Local and regional news is still one of the most popular kinds of content; health, economy, crime segments are also containing the local component. Data is, naturally, the key and the main base for data journalism: incredible, how many different topics for different levels of localization and target auditorium you can create with just one data set. Smart data usage can provide the newsrooms with a bunch of possible stories and help distinguish the important ones on the local level.
Companies like RADAR or AP are providing newsrooms with particular datasets, which makes it easier for the journalists to navigate in the data massive. If Radar basically generates up to 7000 different stories a month based on the most relevant data divided by regions, then AP is mostly providing datasets of national scale, making local newsrooms finding the relevant information themselves. But sometimes for the particular local stories, journalists have to go bottom up and start from the ground. It’s all about the collaboration: whatever some companies are missing, the journalists and people in touch with the data subject are adding.
A first local data journalism case actually illustrates the whole process pretty accurate: a story of Dr. John Snow who in 1854 went to the ground to investigate the cholera outbreak. He plotted each place of the dead on the map and created a first data visualization for proving his point. Nowadays it works pretty much the same way: data mining for local newsrooms requires journalists actually searching for particular data on the ground and then analyzing it with a number of tools, including the ones provided by Google.
Michaëla Cancela Kieffer introduced simple, yet quite useful and practical tools to work with the data you get or gather yourself.
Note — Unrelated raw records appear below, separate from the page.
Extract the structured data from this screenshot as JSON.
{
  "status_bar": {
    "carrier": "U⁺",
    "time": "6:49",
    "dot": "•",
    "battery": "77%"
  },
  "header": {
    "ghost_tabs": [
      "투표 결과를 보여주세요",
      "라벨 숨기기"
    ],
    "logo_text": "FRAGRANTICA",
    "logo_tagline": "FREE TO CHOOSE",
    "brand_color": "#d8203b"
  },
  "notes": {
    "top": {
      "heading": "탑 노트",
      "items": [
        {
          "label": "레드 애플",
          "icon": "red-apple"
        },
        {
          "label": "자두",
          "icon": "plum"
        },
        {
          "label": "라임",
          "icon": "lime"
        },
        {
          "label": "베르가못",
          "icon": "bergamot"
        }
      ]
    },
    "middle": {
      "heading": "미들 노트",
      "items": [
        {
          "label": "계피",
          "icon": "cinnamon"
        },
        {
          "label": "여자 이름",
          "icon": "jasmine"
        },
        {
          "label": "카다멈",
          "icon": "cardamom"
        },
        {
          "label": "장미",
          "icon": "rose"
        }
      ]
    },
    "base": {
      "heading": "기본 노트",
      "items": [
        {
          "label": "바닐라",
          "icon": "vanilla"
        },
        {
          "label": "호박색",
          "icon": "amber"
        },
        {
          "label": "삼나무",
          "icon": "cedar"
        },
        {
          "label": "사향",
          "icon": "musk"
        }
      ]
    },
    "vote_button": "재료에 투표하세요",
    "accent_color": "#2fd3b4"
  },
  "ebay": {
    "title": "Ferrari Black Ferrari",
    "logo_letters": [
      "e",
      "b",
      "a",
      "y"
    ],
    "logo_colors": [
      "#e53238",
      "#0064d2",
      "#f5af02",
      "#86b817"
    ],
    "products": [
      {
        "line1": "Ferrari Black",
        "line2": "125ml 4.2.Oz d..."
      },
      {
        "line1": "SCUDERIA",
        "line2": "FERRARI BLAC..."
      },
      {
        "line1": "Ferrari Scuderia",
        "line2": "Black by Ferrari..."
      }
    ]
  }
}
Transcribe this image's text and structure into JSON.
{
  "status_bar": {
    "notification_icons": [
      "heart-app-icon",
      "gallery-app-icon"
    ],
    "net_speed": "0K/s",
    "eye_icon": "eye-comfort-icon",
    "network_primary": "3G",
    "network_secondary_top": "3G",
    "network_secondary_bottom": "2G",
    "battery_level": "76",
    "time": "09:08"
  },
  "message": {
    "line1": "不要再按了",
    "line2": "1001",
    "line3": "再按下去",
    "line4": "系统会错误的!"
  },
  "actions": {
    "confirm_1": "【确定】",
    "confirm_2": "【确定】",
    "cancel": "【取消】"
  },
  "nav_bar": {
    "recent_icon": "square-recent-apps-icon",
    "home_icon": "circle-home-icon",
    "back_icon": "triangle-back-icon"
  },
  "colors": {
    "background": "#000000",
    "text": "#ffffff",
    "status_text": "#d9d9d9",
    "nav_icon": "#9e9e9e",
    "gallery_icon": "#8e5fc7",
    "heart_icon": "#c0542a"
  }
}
Starting with Google sheets commonly used by every single user and ending with Flourish and Talkies! for visualization, this panel became a good introduction for the Data Journalism 101.
It’s no question that data journalism is the future on both local and global levels. Google News Initiative is supporting data journalism to help journalists thrive in the digital era. Together with the European Journalism Center they created a Data Journalism Handbook.